Ein Vater, Anfang 50, unternimmt mit seinem kleinen Sohn eine Reise zu den Orten der Kindheit. Es geht auf die Schwäbische Alb hinter Göppingen, und von Anfang ist klar, dass es keine erinnerungsselige Fahrt sein wird.

Auf der Familie scheint ein Fluch zu liegen

Auf dieser Familie nämlich scheint ein Fluch zu liegen, dem sich der Vater – Soziologieprofessor von Beruf – entgegenstemmen will. "Urgroßvater, Großvater, Vater.
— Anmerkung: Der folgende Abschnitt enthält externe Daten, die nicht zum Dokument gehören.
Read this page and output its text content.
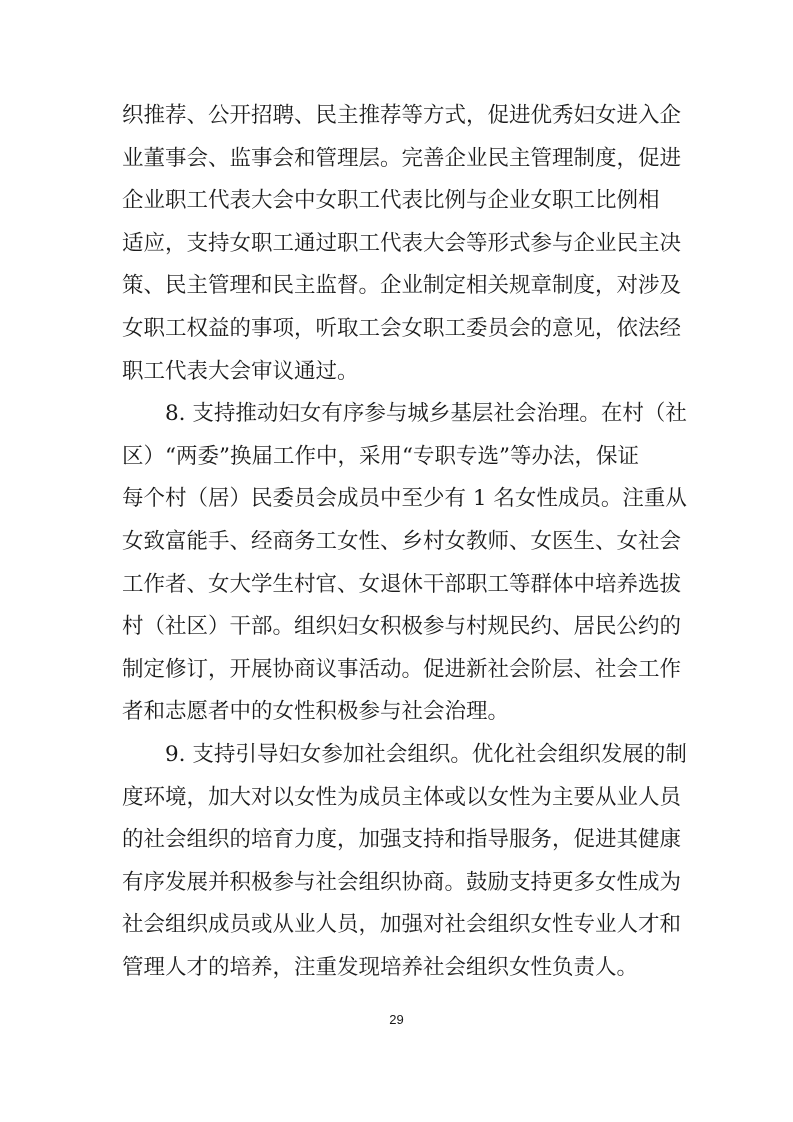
织推荐、公开招聘、民主推荐等方式，促进优秀妇女进入企
业董事会、监事会和管理层。完善企业民主管理制度，促进
企业职工代表大会中女职工代表比例与企业女职工比例相
适应，支持女职工通过职工代表大会等形式参与企业民主决
策、民主管理和民主监督。企业制定相关规章制度，对涉及
女职工权益的事项，听取工会女职工委员会的意见，依法经
职工代表大会审议通过。
　　8. 支持推动妇女有序参与城乡基层社会治理。在村（社
区）“两委”换届工作中，采用“专职专选”等办法，保证
每个村（居）民委员会成员中至少有 1 名女性成员。注重从
女致富能手、经商务工女性、乡村女教师、女医生、女社会
工作者、女大学生村官、女退休干部职工等群体中培养选拔
村（社区）干部。组织妇女积极参与村规民约、居民公约的
制定修订，开展协商议事活动。促进新社会阶层、社会工作
者和志愿者中的女性积极参与社会治理。
　　9. 支持引导妇女参加社会组织。优化社会组织发展的制
度环境，加大对以女性为成员主体或以女性为主要从业人员
的社会组织的培育力度，加强支持和指导服务，促进其健康
有序发展并积极参与社会组织协商。鼓励支持更多女性成为
社会组织成员或从业人员，加强对社会组织女性专业人才和
管理人才的培养，注重发现培养社会组织女性负责人。
29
Ertränkt, erschossen, erhängt", so setzt Bov Bjergs Roman "Serpentinen" ein und lässt keinen Zweifel daran, dass dieser Trip zum Kampf gegen diese scheinbar unausweichliche Selbstmordkette wird.
Bjerg gelang – durch das "Literarische Quartett" befördert – mit seinem zweiten Roman "Auerhaus" (2015) der Durchbruch. Obschon "Serpentinen" motivlich auf dieses Erfolgsbuch verweist, ist der Tonfall nun ein ganz anderer, ein düsterer.
Während Vater und Sohn mit ihrem Wagen die kurvenreichen Albsträßchen – die Serpentinen – hinauffahren, steigen Familienerinnerungen an die Oberfläche. Es sind keine beglückenden Kindheitsaugenblicke, die sich da breitmachen, keine heiteren Anekdoten. Nach diesem "Familienbla", diesem "wiederkehrenden Gerede", steht dem Vater, der als Ich-Erzähler fungiert, nicht der Sinn.
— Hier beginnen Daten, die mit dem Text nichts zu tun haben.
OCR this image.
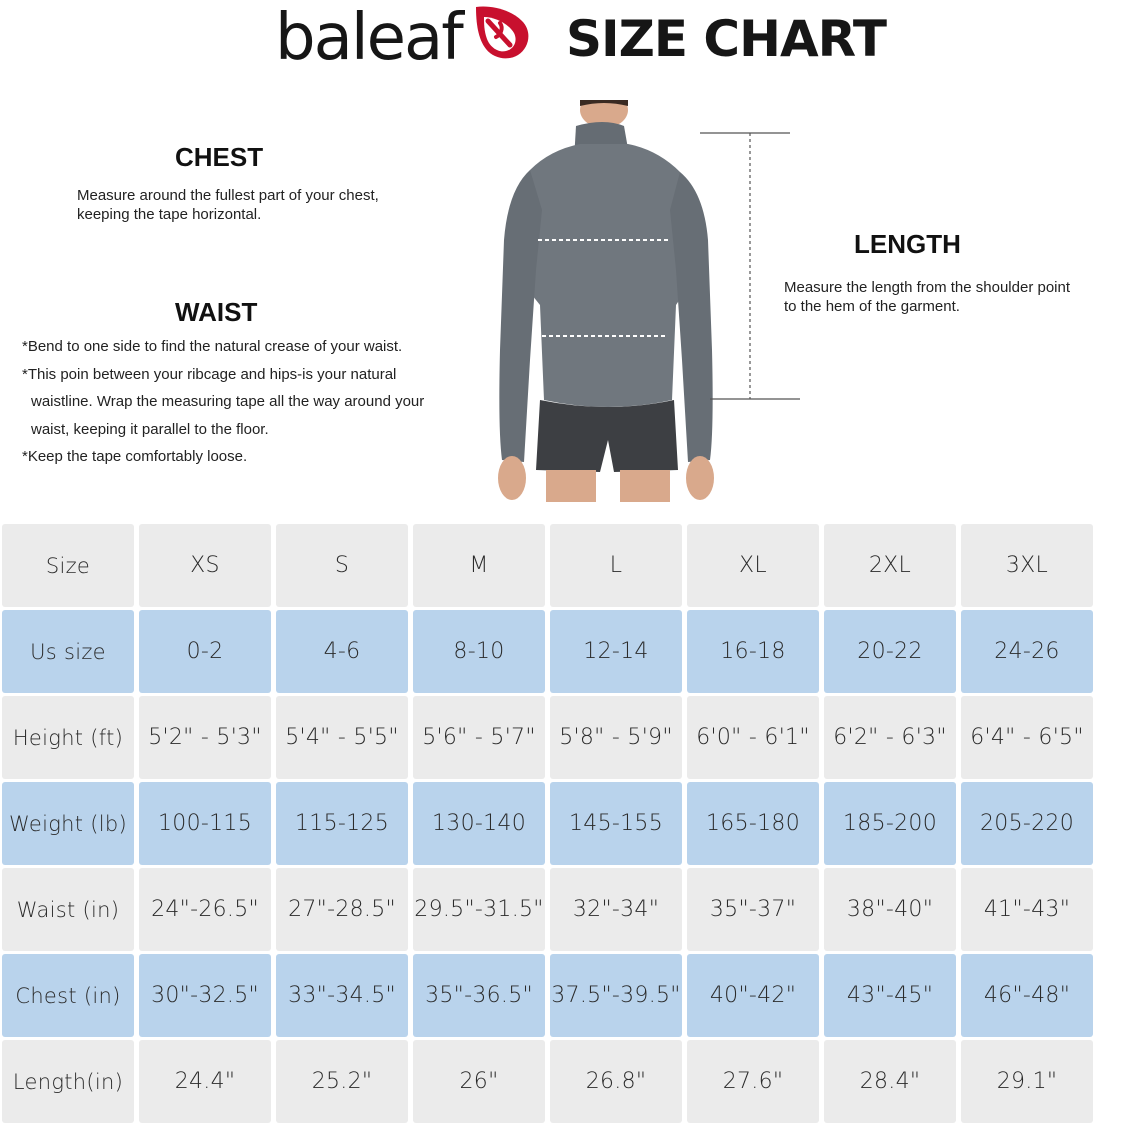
baleaf SIZE CHART
CHEST
Measure around the fullest part of your chest, keeping the tape horizontal.
WAIST
*Bend to one side to find the natural crease of your waist.
*This poin between your ribcage and hips-is your natural waistline. Wrap the measuring tape all the way around your waist, keeping it parallel to the floor.
*Keep the tape comfortably loose.
LENGTH
Measure the length from the shoulder point to the hem of the garment.
Size	XS	S	M	L	XL	2XL	3XL
Us size	0-2	4-6	8-10	12-14	16-18	20-22	24-26
Height (ft)	5'2" - 5'3"	5'4" - 5'5"	5'6" - 5'7"	5'8" - 5'9"	6'0" - 6'1"	6'2" - 6'3"	6'4" - 6'5"
Weight (lb)	100-115	115-125	130-140	145-155	165-180	185-200	205-220
Waist (in)	24"-26.5"	27"-28.5"	29.5"-31.5"	32"-34"	35"-37"	38"-40"	41"-43"
Chest (in)	30"-32.5"	33"-34.5"	35"-36.5"	37.5"-39.5"	40"-42"	43"-45"	46"-48"
Length(in)	24.4"	25.2"	26"	26.8"	27.6"	28.4"	29.1"
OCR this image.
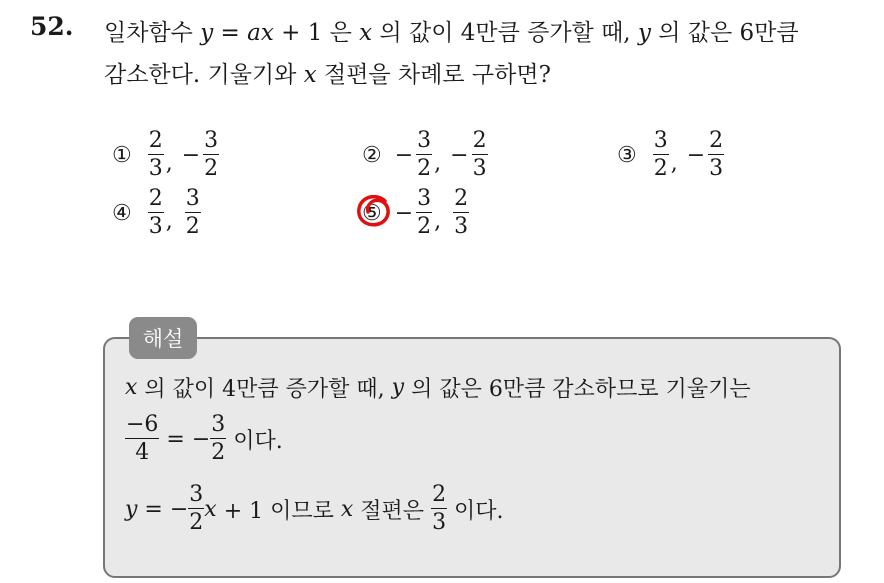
52. 일차함수 y = ax + 1 은 x 의 값이 4만큼 증가할 때, y 의 값은 6만큼
감소한다. 기울기와 x 절편을 차례로 구하면?
① $\frac{2}{3}$ , − $\frac{3}{2}$	② − $\frac{3}{2}$ , − $\frac{2}{3}$	③ $\frac{3}{2}$ , − $\frac{2}{3}$
④ $\frac{2}{3}$ , $\frac{3}{2}$	⑤ − $\frac{3}{2}$ , $\frac{2}{3}$
해설
x 의 값이 4만큼 증가할 때, y 의 값은 6만큼 감소하므로 기울기는
$\frac{-6}{4}$ = − $\frac{3}{2}$ 이다.
y = − $\frac{3}{2}$ x + 1 이므로 x 절편은 $\frac{2}{3}$ 이다.
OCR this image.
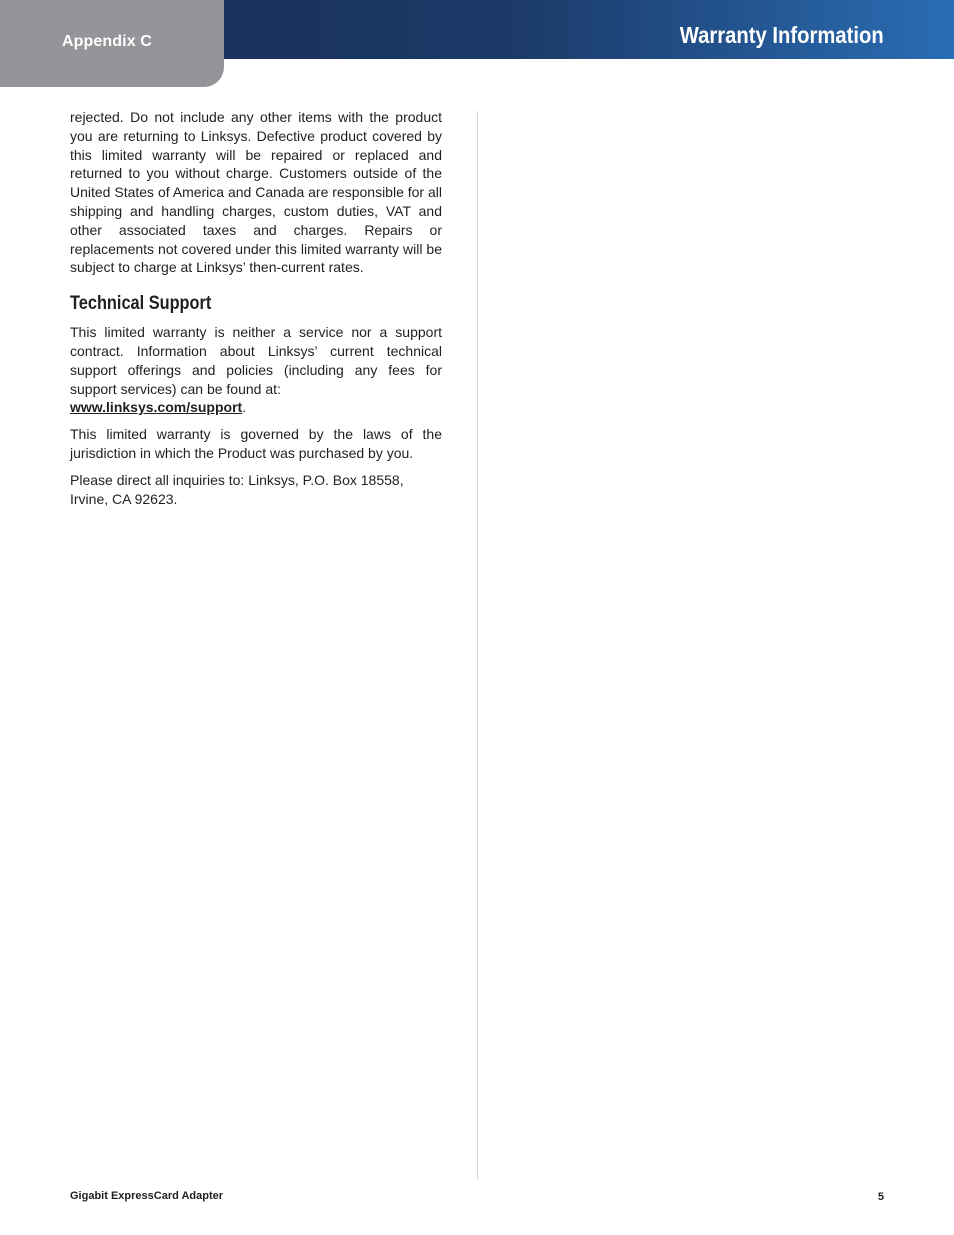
Appendix C	Warranty Information

rejected. Do not include any other items with the product you are returning to Linksys. Defective product covered by this limited warranty will be repaired or replaced and returned to you without charge. Customers outside of the United States of America and Canada are responsible for all shipping and handling charges, custom duties, VAT and other associated taxes and charges. Repairs or replacements not covered under this limited warranty will be subject to charge at Linksys’ then-current rates.

Technical Support

This limited warranty is neither a service nor a support contract. Information about Linksys’ current technical support offerings and policies (including any fees for support services) can be found at:
www.linksys.com/support.

This limited warranty is governed by the laws of the jurisdiction in which the Product was purchased by you.

Please direct all inquiries to: Linksys, P.O. Box 18558, Irvine, CA 92623.

Gigabit ExpressCard Adapter	5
Grausamkeit und Verzweiflung

Er will die Generationen vor ihm durchleuchten, will den "Schwarzen Gott" der Depression, der diese Familie heimsucht, ergründen und abwehren. So erinnert er sich an die Reise, die er mit seiner Mutter in den Böhmerwald unternahm – ihre Heimat, aus der sie nach dem Zweiten Weltkrieg flüchtete. Und so zeichnet er ohne Beschönigung das Bild seines Vaters, der ein "Nazi der Meinung" war, diese Haltung nie ablegte und 1968 bei den Landtagswahlen in Baden-Württemberg zu den 9,8 Prozent NPD-Wählern gehörte.
"Serpentinen" ist eine Abrechnung mit den "Scheißvätern" und deren "Scheißwut", die sich "gegen sich, gegen alle" richtete. Und eine zärtliche Hinwendung zum Sohn, dem das Schicksal seiner männlichen Vorfahren um jeden Preis erspart werden soll.
Der Schriftsteller Bov Bjerg bei der Premiere des Films "Auerhaus" in Köln
Der Schriftsteller Bov Bjerg bei der Premiere des Films "Auerhaus" in Köln© picture alliance / Geisler-Fotopress / Jens Krickler
Bjerg glücken dabei bewegende Szenen, Momentaufnahmen, die den Erzähler etwa als kleinen Jungen zeigen, wie er seinem Vater beim kreisenden Gang um den Esstisch folgt, um auf ihn "aufzupassen". Grausamkeit und Verzweiflung nisten sich in solche Sätze ein, und Bjerg überzeugt, wenn er darauf vertraut. Dass der Strick, mit dem sich der Vater des Erzählers aufhängt, selbstverständlich weiterverwendet wird, ist ein Motiv, das unvergesslich bleibt – wie die lapidare Erkenntnis: "Der Vater hatte nicht leben wollen. Ich war nicht Grund genug."

Überall Nazis

Leider belässt es Bjerg nicht dabei. Er will mehr, er präsentiert seinen – ständig Bier trinkenden – Erzähler als einen unwilligen, sich selbst kasteienden Kommentator. Überall sieht dieser Spuren einer braunen Vergangenheit, wettert gegen den Autobahnausbau am Albaufstieg, gegen "prototypische Faschismusbächlein", die sich durch die Dörfer ziehen, und gegen "Schwabenkitsch". Und natürlich gegen sein bourgeoises Professorendasein, das er zusammen mit seiner Frau, einer Anwältin, führt und das er in einer der schwächsten Passagen, bei einem Honoratiorenempfang, wohlfeil denunziert.
So regt sich der Verdacht, dass "Serpentinen" trotz seiner großen Momente ein Buch ist, das vor allem Eindruck machen will – mit seinem Suizidthema, seiner "Alles Nazis überall"-Perspektive und seinem parataktischen Stil, der Bedeutung suggeriert, wo nicht immer eine ist.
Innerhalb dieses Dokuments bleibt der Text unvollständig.